The .460 S&W Mag. has three “sister” cartridges. If you have a firearm chambered for .460 S&W Mag., depending on the gun, you can also shoot a .454 Casull cartridge or a .45 Colt cartridge out of this same revolver. Note: The .45 Colt is frequently mislabeled .45 “Long” Colt. The bullet diameter of all three bullets is .452 inches. The order of highest to lowest pressure is .460 S&W Magnum, .454 Casull, and the .45 Colt. Once again, you can shoot “down” pressure cartridges, meaning, you can shoot lower pressure cartridges out of a firearm that can accept higher pressure cartridges. Never shoot a higher-pressure cartridge out of a firearm that cannot accept those high pressures. For example, shooting a .460 S&W Magnum cartridge can have disastrous consequences if shot out of a revolver not designed for lower pressures such as a .45 Colt.

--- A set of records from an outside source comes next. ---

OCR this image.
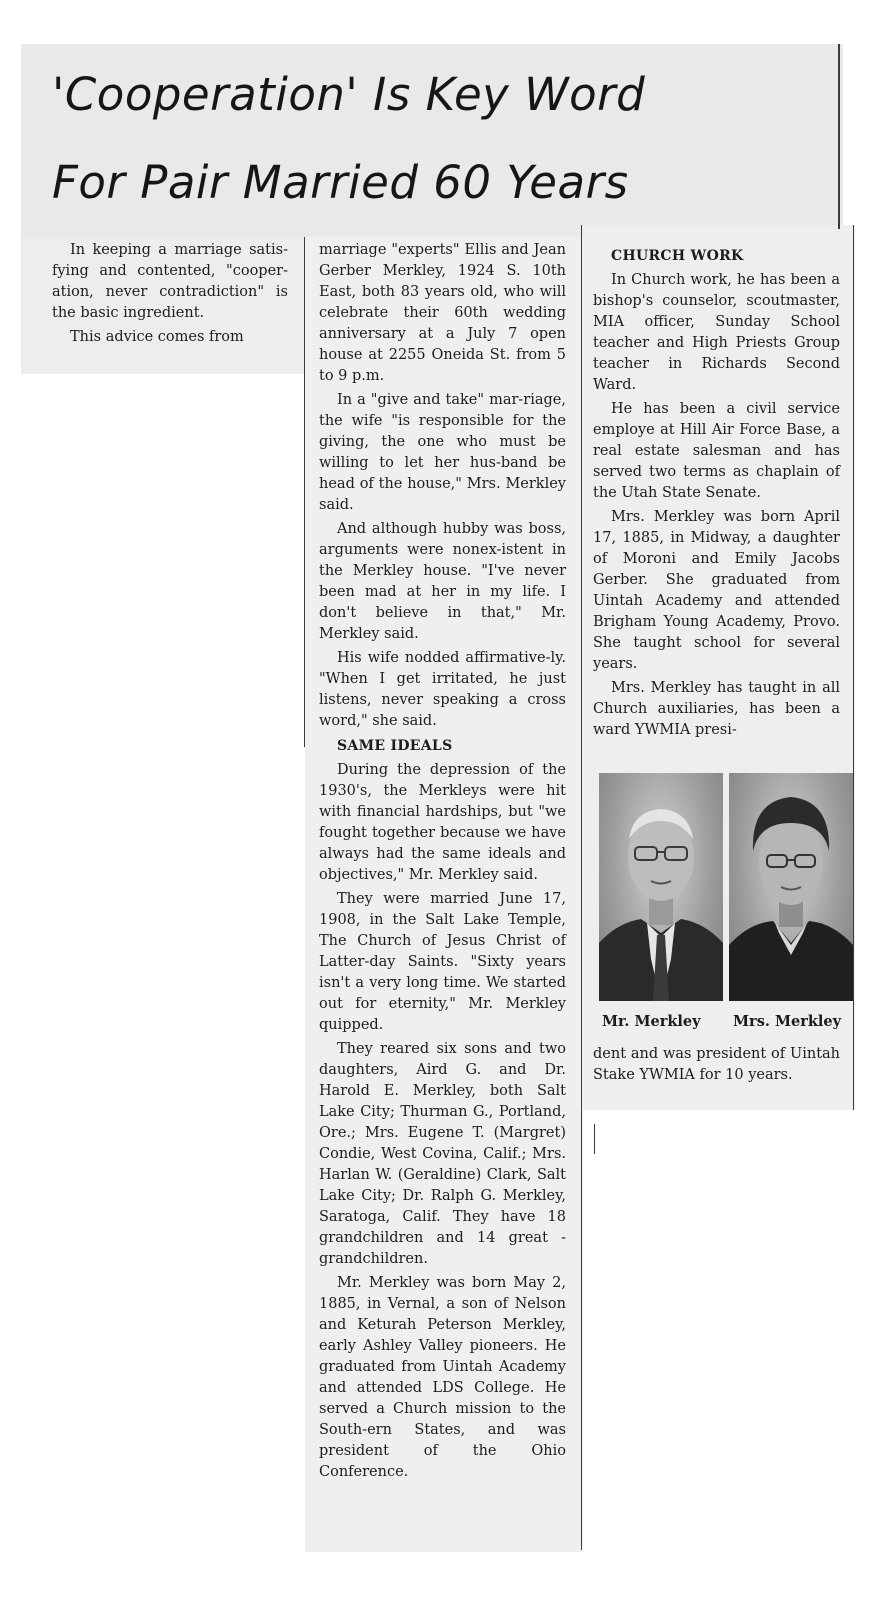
'Cooperation' Is Key Word
For Pair Married 60 Years

In keeping a marriage satis-fying and contented, "cooper-ation, never contradiction" is the basic ingredient.

This advice comes from

marriage "experts" Ellis and Jean Gerber Merkley, 1924 S. 10th East, both 83 years old, who will celebrate their 60th wedding anniversary at a July 7 open house at 2255 Oneida St. from 5 to 9 p.m.

In a "give and take" mar-riage, the wife "is responsible for the giving, the one who must be willing to let her hus-band be head of the house," Mrs. Merkley said.

And although hubby was boss, arguments were nonex-istent in the Merkley house. "I've never been mad at her in my life. I don't believe in that," Mr. Merkley said.

His wife nodded affirmative-ly. "When I get irritated, he just listens, never speaking a cross word," she said.

SAME IDEALS

During the depression of the 1930's, the Merkleys were hit with financial hardships, but "we fought together because we have always had the same ideals and objectives," Mr. Merkley said.

They were married June 17, 1908, in the Salt Lake Temple, The Church of Jesus Christ of Latter-day Saints. "Sixty years isn't a very long time. We started out for eternity," Mr. Merkley quipped.

They reared six sons and two daughters, Aird G. and Dr. Harold E. Merkley, both Salt Lake City; Thurman G., Portland, Ore.; Mrs. Eugene T. (Margret) Condie, West Covina, Calif.; Mrs. Harlan W. (Geraldine) Clark, Salt Lake City; Dr. Ralph G. Merkley, Saratoga, Calif. They have 18 grandchildren and 14 great - grandchildren.

Mr. Merkley was born May 2, 1885, in Vernal, a son of Nelson and Keturah Peterson Merkley, early Ashley Valley pioneers. He graduated from Uintah Academy and attended LDS College. He served a Church mission to the South-ern States, and was president of the Ohio Conference.

CHURCH WORK

In Church work, he has been a bishop's counselor, scoutmaster, MIA officer, Sunday School teacher and High Priests Group teacher in Richards Second Ward.

He has been a civil service employe at Hill Air Force Base, a real estate salesman and has served two terms as chaplain of the Utah State Senate.

Mrs. Merkley was born April 17, 1885, in Midway, a daughter of Moroni and Emily Jacobs Gerber. She graduated from Uintah Academy and attended Brigham Young Academy, Provo. She taught school for several years.

Mrs. Merkley has taught in all Church auxiliaries, has been a ward YWMIA presi-

Mr. Merkley Mrs. Merkley

dent and was president of Uintah Stake YWMIA for 10 years.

The .45 ACP and the .45 Automatic are the same cartridge. Both bullets have a diameter of .452 inches. The .45 Colt is not the same and is not interchangeable with the .45 ACP or the .45 Auto. The .45 ACP and the .45 Auto cartridge are rimless rounds, and the .45 Colt is a larger, rimmed cartridge.

The 9mm cartridge can be confusing. There are many interchangeable 9mm cartridges, depending on the firearm. It is very important to know which 9mm cartridges are interchangeable, so your firearm functions properly. The most common 9mm rounds are the 9mm Luger, 9mm Parabellum, 9mm NATO, and the 9X19. All these cartridge designations are interchangeable.

The 9mm Makarov, or 9X18 Makarov, is a Russian round and is NOT interchangeable with other firearms chambered in 9mm. This cartridge is a Soviet pistol and a Soviet submachine gun round. Occasionally, a student will show up to class with a 9mm Makarov pistol and 9mm Luger or 9mm Parabellum ammunition. 9mm Makarov ammunition is not as readily available as other 9mm rounds. When a student shows up with a 9mm Makarov pistol and different ammunition that the firearm is not designed to accept, they must then borrow someone else’s firearm to complete the class. As an NRA Certified Instructor, it is crucial to keep a close eye on all firearms and ammunition your students bring with them to the range portion of class. Make sure you inspect each firearm to ensure it is designed to accept the ammunition that it accompanies.

Another 9mm cartridge that can be confusing is the 9mm Kurz. The 9mm Kurz, .380 Auto, 9X17, 9mm Browning, 9mm Short, and 9mm Corto are all interchangeable cartridges. I encountered this in class several years ago and must admit, I was stumped. The student had a 9mm Kurz pistol and .380 Auto ammunition. She was a competitive shooter, and this was her firearm and ammunition of choice. After doing some research, and learning something new, the student continued with class and successfully completed training.

The .223 Rem. cartridge and the 5.56X45mm NATO is always a discussion in class. The .223 Rem. cartridge has a diameter of .224 inches (this sounds like a misprint, but it actually is a .224-inch diameter bullet) and the 5.56X45mm NATO has a diameter of .219 inches. Even though the 5.56X45mm NATO cartridge is slightly smaller, it has higher pressure than the .223 Rem. cartridge.

If you have either a bolt-action or a semi-automatic action in a firearm chambered for a 5.56X45mm NATO round, you should be able to safely shoot a .223 Rem. cartridge out of these guns. The .223 Rem. is another story though. Since the 5.56X45mm NATO has higher pressures than the .223 Rem., you need to be more cautious.

The .223 Rem. is usually found in either a bolt-action rifle or a semi-automatic rifle. You should avoid shooting a 5.56X45mm NATO cartridge out of a .223 Rem. semi-automatic rifle. If you have a bolt-action .223 Rem., you should be able to shoot a 5.56X45mm NATO cartridge out of it. This is because a bolt action is stronger than a semi-automatic action, so the bolt action should be able to handle the higher pressures. Of course, always consult your owner’s manuals to know what is safe to shoot out of your firearms.